Looking at nature we see symmetric arrangements in flower petals, simple spirals in snail shells, repeating branching patterns in fern leaves and lung structures, and regular arrangements of proteins in many biomolecules. But why are these symmetric and regular structures so common in biology? There may be some functional advantages to these types of shapes, but their ubiquity also hints at a more general cause. 

 

Adopting an information perspective, in a recent paper we reported that because simple, regular, and repetitive shapes require less specific information, genomic programs for these shapes should be easier to `find’ via random mutation during evolution. In other words, random mutations are more likely to chance upon a short genomic program than a long one. 

 

As an example, consider the problem of making a protein capsid (cage or shell) to house a virus. The capsid could, in principle, be constructed in a wide variety of different shapes. However, not all shapes impose equal information requirements on the genome: simple, repeating, or symmetric shapes can be encoded efficiently in the genome by reusing the same building blocks again and again. Complex, irregular shapes require specifying many different blocks and bonding interfaces. The highly symmetric icosahedral shape (having 20 triangular faces) that viral capsids often adopt solves the problem of housing a virus in an information-efficient way. We argued that this type of efficiency means that simple geometries like the icosahedral capsid are more likely to appear in evolution. 

 

This intuitive argument provided a good starting point for thinking about the evolution of simplicity, but to form a general theory and extrapolate to other biological cases we needed a formal framework and some equations. 

 

A precise notion of complexity is described in a field of theoretical computer science known as algorithmic information theory (AIT). In AIT the quantity known as Kolmogorov complexity, K(x), quantifies complexity in terms of the compressibility of a pattern. For example, the pattern x=010101…0101 is highly compressible, and is therefore considered simple.  The random string y=010001101011001011000111, for example, is not compressible and therefore is deemed complex. 

 

A result from AIT says that, in a very abstract and general way, random programs are biased towards producing simple outputs. Put differently, this says that the vast majority of programs will produce simple output patterns. Directly applying this AIT result to biology is not possible for several reasons. Despite this, there remains a compelling analogy between (a) a computer running a program to generate some output, and (b) a DNA program producing some biological shape via development. Hence, we surmised that something like a bias towards simple outputs (shapes, arrangements, etc.) in biology may well remain. 

 

In a separate article we presented a practically applicable complexity-probability equation, based on the aforementioned AIT result. Our equation applies to a wide class of input-output maps. It states that if inputs (like gene sequences or model parameters) are randomly sampled, high probability patterns must be simple, while complex patterns must have low probability.

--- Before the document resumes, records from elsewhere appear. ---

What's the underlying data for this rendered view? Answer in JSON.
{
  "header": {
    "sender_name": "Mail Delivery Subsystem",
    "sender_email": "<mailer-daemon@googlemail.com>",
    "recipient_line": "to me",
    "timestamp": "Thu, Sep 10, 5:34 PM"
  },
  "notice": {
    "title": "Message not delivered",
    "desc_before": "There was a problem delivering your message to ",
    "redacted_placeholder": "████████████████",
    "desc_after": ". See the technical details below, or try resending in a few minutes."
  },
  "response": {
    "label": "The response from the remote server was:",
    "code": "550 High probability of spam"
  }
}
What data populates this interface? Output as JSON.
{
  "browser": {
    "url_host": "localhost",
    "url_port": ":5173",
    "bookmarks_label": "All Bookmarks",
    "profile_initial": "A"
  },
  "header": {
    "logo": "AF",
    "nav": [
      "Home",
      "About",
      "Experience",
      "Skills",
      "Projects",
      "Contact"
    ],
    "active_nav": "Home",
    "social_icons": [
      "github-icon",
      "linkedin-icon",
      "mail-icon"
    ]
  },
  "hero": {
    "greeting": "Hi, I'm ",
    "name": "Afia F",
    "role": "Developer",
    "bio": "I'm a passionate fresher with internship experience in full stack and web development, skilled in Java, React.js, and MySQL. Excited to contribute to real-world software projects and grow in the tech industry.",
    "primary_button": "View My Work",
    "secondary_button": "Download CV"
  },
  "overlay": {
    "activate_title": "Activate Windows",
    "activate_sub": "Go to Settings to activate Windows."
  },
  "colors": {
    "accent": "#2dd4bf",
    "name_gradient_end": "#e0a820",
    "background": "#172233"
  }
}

But some simple patterns can have low probability. We called this phenomenon simplicity bias. 

 

Armed with some intuitive arguments and the simplicity bias equation, we could now test this general theory of simplicity bias in biology. We investigated naturally occurring protein complexes (self-assembled multi-protein structures) obtained from a protein database, natural non-coding RNA structures, a detailed mathematical model of the yeast cell cycle, and a lattice tile self-assembly system. In each case, high frequency shapes were simple, and complex shapes were far less likely. Moreover, the natural data frequencies were well described by our equation. 

 

It is quite striking that such abstract mathematical equations based on information theory can make predictions about the `messy’ world of biology; after all, many different factors contribute to the frequencies of shapes in nature, including functional aspects and effects of natural selection. AIT suggests that different shapes and patterns have, in a sense, `intrinsic’ probabilities, and it seems that these probabilities are discernable in the natural world. 

 

Of course, we did not claim that all of biology is simple. In fact, paradoxically, in our paper we also proposed that simplicity bias can support the emergence of complexity at a higher, organism level. For example, simple shapes are often more modular and robust to genetic mutations, and simple traits require less genomic encoding, allowing for multiple functions to be encoded within a single genome, thus allowing for complex organisms. 

 

Our current work continues to explore other aspects of evolution, biology, and other natural sciences through the lens of information theory arguments.